Lost encryption keys make encrypted secrets unrecoverable. Implement key backup strategies using multiple AGE keys or cloud-based key management services. Store backup keys securely offline and establish key recovery procedures as part of your disaster recovery plan.

What are the minimum resource requirements for PostgreSQL metadata storage?

For production environments, allocate minimum 4GB RAM, 2 CPU cores, and high-performance SSD storage with 1000+ IOPS. Monitor connection pool utilization and query performance to determine scaling needs. Consider PostgreSQL clustering for high availability.

Should I use MinIO or AWS S3 for deep storage?

Choose MinIO for on-premises deployments, cost control, and data sovereignty requirements. Select AWS S3 for managed service benefits, global availability, and integration with other AWS services. Both provide enterprise-grade durability, but AWS S3 offers better managed service features.

Why do I need two separate S3 buckets?

Druid requires separate buckets for deep storage (permanent segment storage) and indexing logs (temporary task logs and metadata). This separation improves security, enables different retention policies, and simplifies access control management.
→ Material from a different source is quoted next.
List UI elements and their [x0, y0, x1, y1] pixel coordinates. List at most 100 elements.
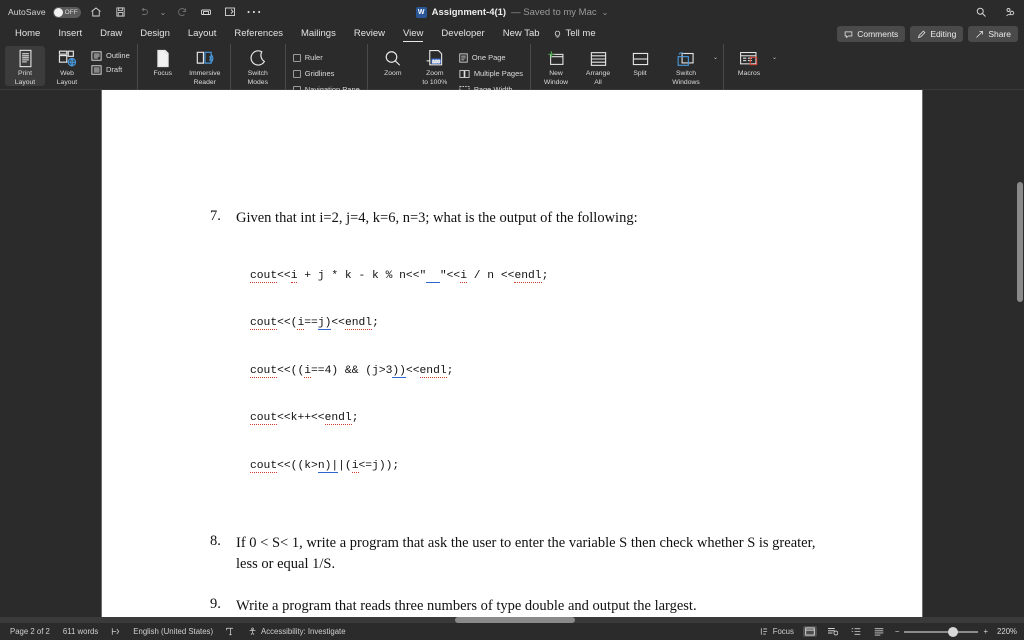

How do I handle secret rotation in a GitOps environment?

Implement automated secret rotation using external secret operators or scheduled jobs. Update encrypted secrets in Git, and use FluxCD’s reconciliation to deploy changes. Maintain backward compatibility during rotation periods and test rotation procedures regularly.

What backup strategies should I implement for metadata storage?

Configure automated PostgreSQL backups with point-in-time recovery capabilities. Store backups in separate object storage buckets with cross-region replication. Test backup restoration procedures regularly in non-production environments and document recovery time objectives.

How do I monitor infrastructure health before Druid deployment?

Deploy monitoring stack (Prometheus, Grafana) alongside infrastructure components. Monitor PostgreSQL metrics (connections, query performance), object storage metrics (throughput, error rates), and Kubernetes cluster health (resource utilization, pod status). Set up alerting for critical infrastructure failures.